Let $i_1,\ldots,i_T$ be an iid sample from $P$, and for any $i \in \mathbb Z_+$, let $n_T(i) = \#\{t\, \mid\, i_t = i\}$ be the number of times $i$ occurs in the sample. Also define $N_T := \#\{i \, | \,n_T(i) \ge 1\}$, the number of distinct $i$ which occur at least once. Finally, define a probability distribution $P_T=(p_T(1),p_T(2),\ldots)$ on $\mathbb Z_+$ by
$$ p_T(i) = \frac{1}{N_T}\begin{cases} 1,&\mbox{ if }n_T(i) \ge 1,\\ 0,&\mbox{ else.} \end{cases} $$
Question. When $T \to \infty$, does $P_T$ have a limit in some sense ? If yes, how is this limit related to the base distribution $P$ ?

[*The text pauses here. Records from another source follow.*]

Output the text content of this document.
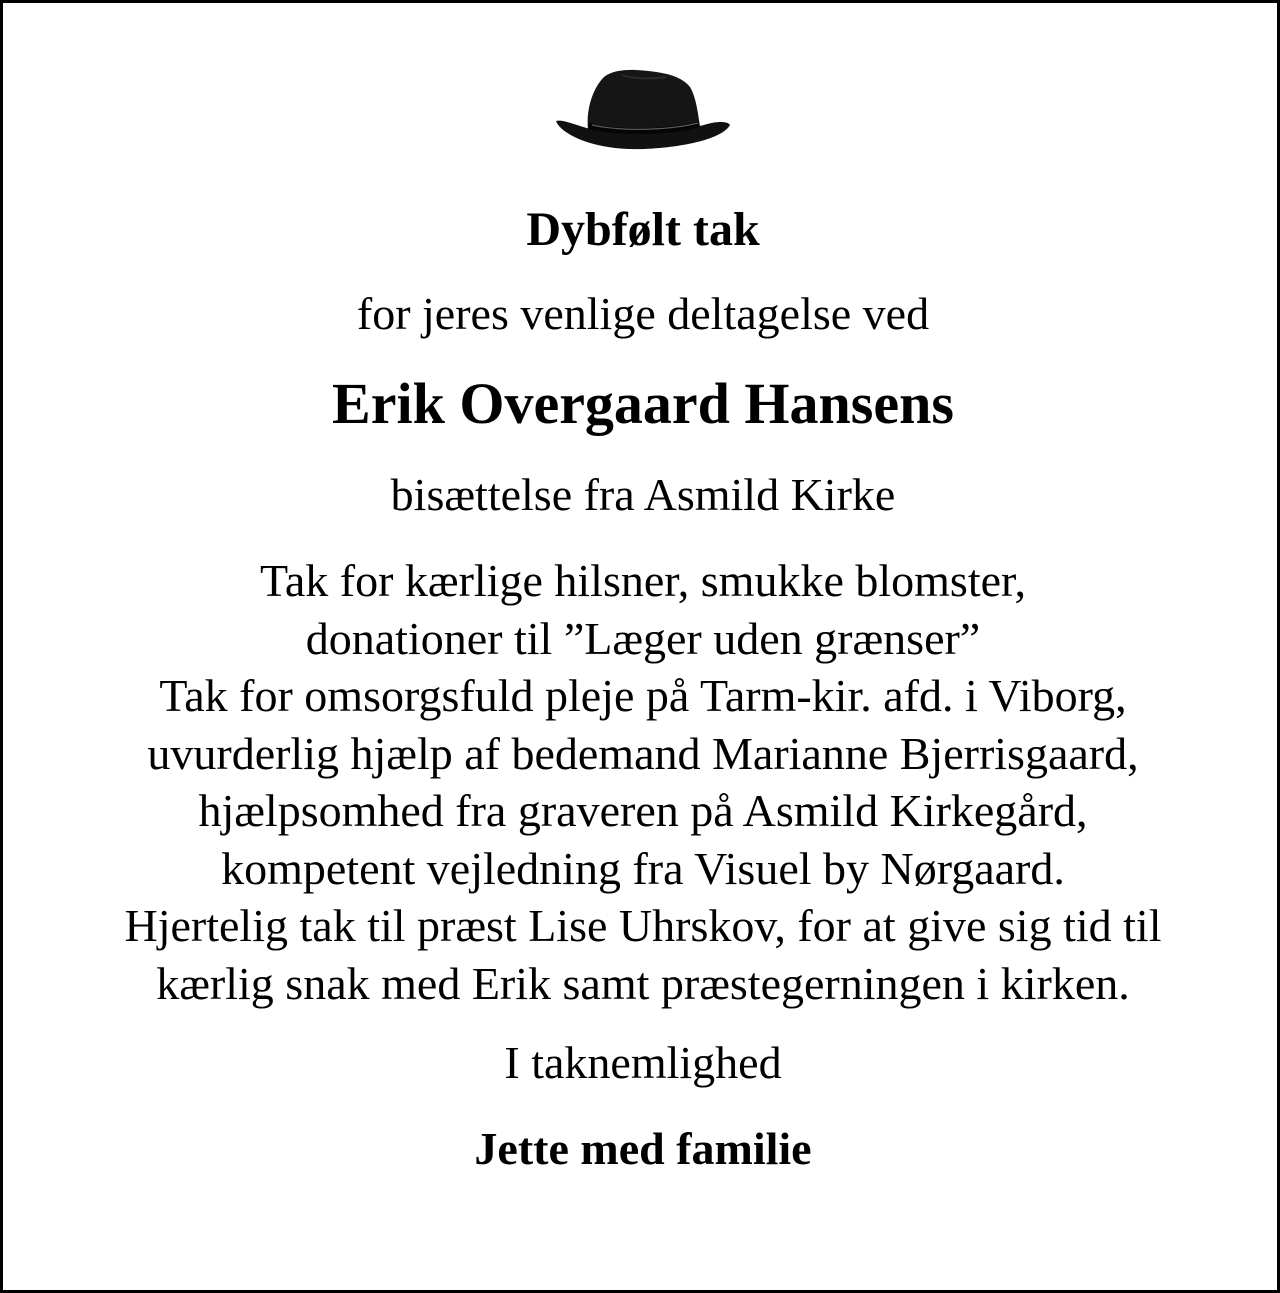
Dybfølt tak
for jeres venlige deltagelse ved
Erik Overgaard Hansens
bisættelse fra Asmild Kirke
Tak for kærlige hilsner, smukke blomster,
donationer til ”Læger uden grænser”
Tak for omsorgsfuld pleje på Tarm-kir. afd. i Viborg,
uvurderlig hjælp af bedemand Marianne Bjerrisgaard,
hjælpsomhed fra graveren på Asmild Kirkegård,
kompetent vejledning fra Visuel by Nørgaard.
Hjertelig tak til præst Lise Uhrskov, for at give sig tid til
kærlig snak med Erik samt præstegerningen i kirken.
I taknemlighed
Jette med familie
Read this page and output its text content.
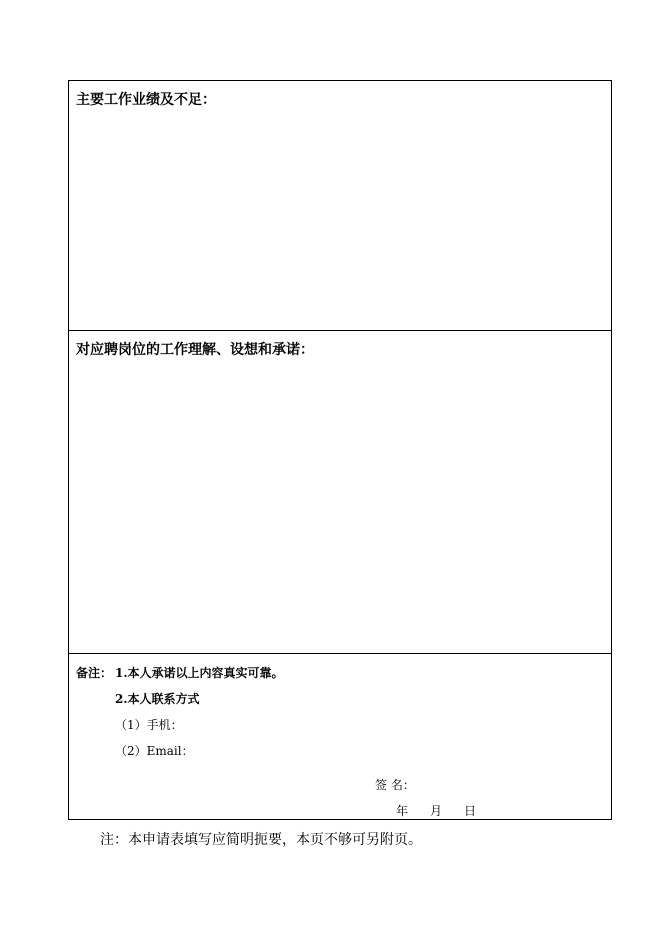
主要工作业绩及不足：
对应聘岗位的工作理解、设想和承诺：
备注： 1.本人承诺以上内容真实可靠。
2.本人联系方式
（1）手机：
（2）Email：
签 名：
年 月 日
注：本申请表填写应简明扼要，本页不够可另附页。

For illustrative purposes, consider the case where $p(i) = i^{-(1+\alpha)}$ for all $i$, where $\alpha \gt 0$ is a constant.
Observations
- $\mathbb E\,1[n_T(i) \ge 1] = \mathbb P(n_T(i) \ge 1) = 1 - (1-p(i))^T$.
- $n_T(i)/T \to p(i)$.
- $1 \le N_T \le T$.
Update: Case of finite support
Suppose $P$ has finite support with $N$ atoms. In this case, $P_T$ converges to the uniform distribution on this support.

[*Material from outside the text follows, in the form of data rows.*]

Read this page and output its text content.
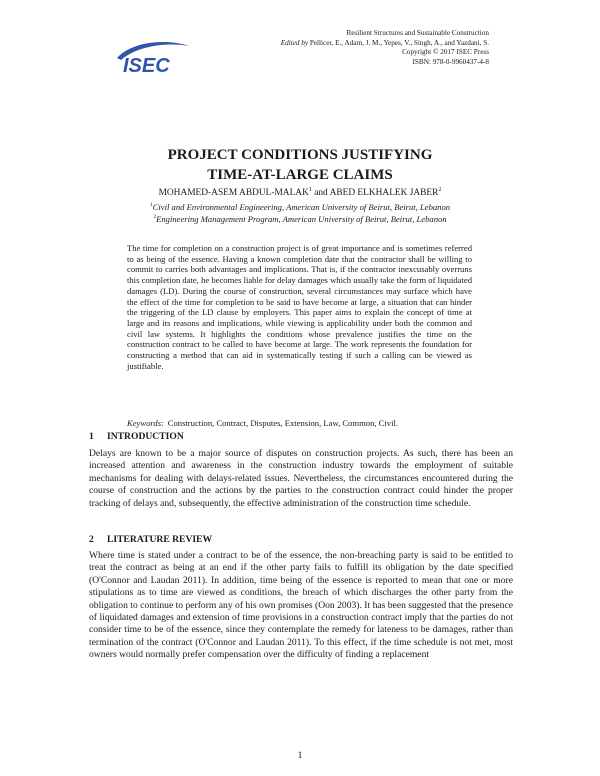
ISEC
Resilient Structures and Sustainable Construction
Edited by Pellicer, E., Adam, J. M., Yepes, V., Singh, A., and Yazdani, S.
Copyright © 2017 ISEC Press
ISBN: 978-0-9960437-4-8
PROJECT CONDITIONS JUSTIFYING
TIME-AT-LARGE CLAIMS
MOHAMED-ASEM ABDUL-MALAK$^1$ and ABED ELKHALEK JABER$^2$
$^1$Civil and Environmental Engineering, American University of Beirut, Beirut, Lebanon
$^2$Engineering Management Program, American University of Beirut, Beirut, Lebanon
The time for completion on a construction project is of great importance and is sometimes referred to as being of the essence. Having a known completion date that the contractor shall be willing to commit to carries both advantages and implications. That is, if the contractor inexcusably overruns this completion date, he becomes liable for delay damages which usually take the form of liquidated damages (LD). During the course of construction, several circumstances may surface which have the effect of the time for completion to be said to have become at large, a situation that can hinder the triggering of the LD clause by employers. This paper aims to explain the concept of time at large and its reasons and implications, while viewing is applicability under both the common and civil law systems. It highlights the conditions whose prevalence justifies the time on the construction contract to be called to have become at large. The work represents the foundation for constructing a method that can aid in systematically testing if such a calling can be viewed as justifiable.
Keywords:  Construction, Contract, Disputes, Extension, Law, Common, Civil.
1 INTRODUCTION
Delays are known to be a major source of disputes on construction projects. As such, there has been an increased attention and awareness in the construction industry towards the employment of suitable mechanisms for dealing with delays-related issues. Nevertheless, the circumstances encountered during the course of construction and the actions by the parties to the construction contract could hinder the proper tracking of delays and, subsequently, the effective administration of the construction time schedule.
2 LITERATURE REVIEW
Where time is stated under a contract to be of the essence, the non-breaching party is said to be entitled to treat the contract as being at an end if the other party fails to fulfill its obligation by the date specified (O'Connor and Laudan 2011). In addition, time being of the essence is reported to mean that one or more stipulations as to time are viewed as conditions, the breach of which discharges the other party from the obligation to continue to perform any of his own promises (Oon 2003). It has been suggested that the presence of liquidated damages and extension of time provisions in a construction contract imply that the parties do not consider time to be of the essence, since they contemplate the remedy for lateness to be damages, rather than termination of the contract (O'Connor and Laudan 2011). To this effect, if the time schedule is not met, most owners would normally prefer compensation over the difficulty of finding a replacement
1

Informal argument: If one conditions on $n_T(i) = k$ for some $i \in [N]$ and $k \in [0,T]$, then $1[n_T(j) \ge 1] = Bern(1-(1-p(j))^{T-k})$ for all $j \ne i$, while $1[n_T(i) \ge 1] = 1$. Thus, $N_T = 1 + \sum_{j=1}^N Bern(1-(1-p(j))^{T-k})$. Now, in the limit when $T \to \infty$, one has $ (1-p(j))^{T-k} \to 0$ for all $j \ne i$. Thus, $N_T \to 1 + N-1 = N$ and $n_T(j) \to 1$. We deduce that $P_T \to U([N])$.